It’s that time of year when shopping is at its peak. Business is booming for retailers and restaurants in the holiday season. While the pandemic has affected many businesses, it has not reduced the festivities. Retailers and restaurants have come up with ways to do business in the COVID-19 economy.
E-commerce stocks rally
At the start of November, I suggested keeping a watch on some e-commerce stocks, including Lightspeed POS and Kinaxis (TSX:KXS).
This is the time when companies like Lightspeed and Shopify (TSX:SHOP)(NYSE:SHOP) enjoy seasonal sales. And this year, Cyber Monday, Black Friday, and holiday season shopping are majorly happening online amid the second wave of the pandemic.
As expected, stocks of Lightspeed and Shopify surged 20% and 77% in November and are still rising. This rally could continue to January 2021, when the two companies release their quarterly earnings.
They could report around 95% year-over-year increase in revenue in the current quarter. Buying into the two stocks at this point might not be a wise decision. But if you own these stocks, keep a watch on them.
Shopify stock
Shopify stock is in a megaphone trend where its movement is range-bound in the $1,200-$1,450 range. It entered this trend as it rallied significantly during the pandemic, making it overpriced for its current growth.
The dilemma of overpriced stocks is their upside potential is limited. After one point, short-term investors lose their patience and cash out profits.
You can make money in such range-bound stocks by buying at the lower end of the range and selling at the higher end of the range. The stock fell to $1,155 on November 9 and 10 on the vaccine news. If you followed my tip and bought the stock at that price point, now is the time to prepare to sell.
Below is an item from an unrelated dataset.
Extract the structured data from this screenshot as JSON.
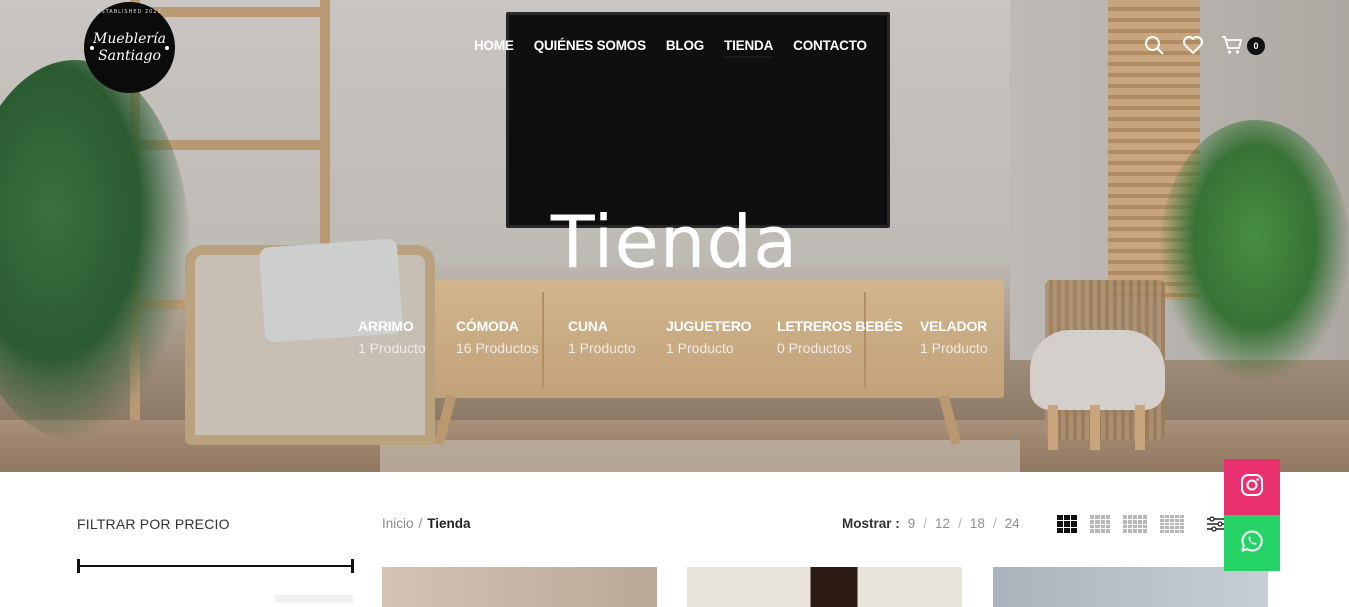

Shopify is currently in the higher range of the megaphone trend. The stock is trading at $1,411 and could still grow above $1,450. The stock is trading at normal volumes and could even make a new high above $1,502. Stay alert and sell the stock once it crosses the $1,450 mark.
If you invested $3,000 in Shopify, it could become $3,765. That’s not a bad bargain for short-term gains.
Kinaxis stock
While Shopify and Lightspeed stocks have been riding on the bull of holiday season sales, Kinaxis stock saw a correction. It fell 10% in November on slightly slower growth in the third quarter. Its revenue rose 17% year-over-year but fell 10% sequentially.
The right way to look at Kinaxis’ revenue is annually rather than quarterly figures. It signs two to five-year contracts with customers and gets payments in advance.
The pandemic has delayed some contract renewals and the signing of new contracts. But its overall growth prospect is strong. It’s supply chain planning solutions will be in demand as business-to-business trade picks up.
Kinaxis’s stock has surged 77% so far this year. The stock is trading at its June level and has the potential to grow as the economy recovers.
Concerns around the tech bubble
Many analysts warned that the pandemic has created a tech bubble as tech stocks have rallied to record-high valuations. The thing with valuation is you can’t see them in isolation. Shopify stock is trading at 68 times its sales per share.
Even when the stock fell to $1,150, it was trading at 55 times its sales per share. The stock justifies this valuation with a 95% revenue growth. If the company continues to grow its revenue at this pace, its valuation will normalize in a few years.
Similarly, Kinaxis is trading at 16.5 times its sales per share for a 15% revenue growth. This valuation will also normalize as the company wins new contracts from large enterprises.
The concerns of a tech bubble are therefore overblown. It’s the way software companies function in their growth stage. They enjoy rising cash flows and profits once they make a sizeable base of loyal customers.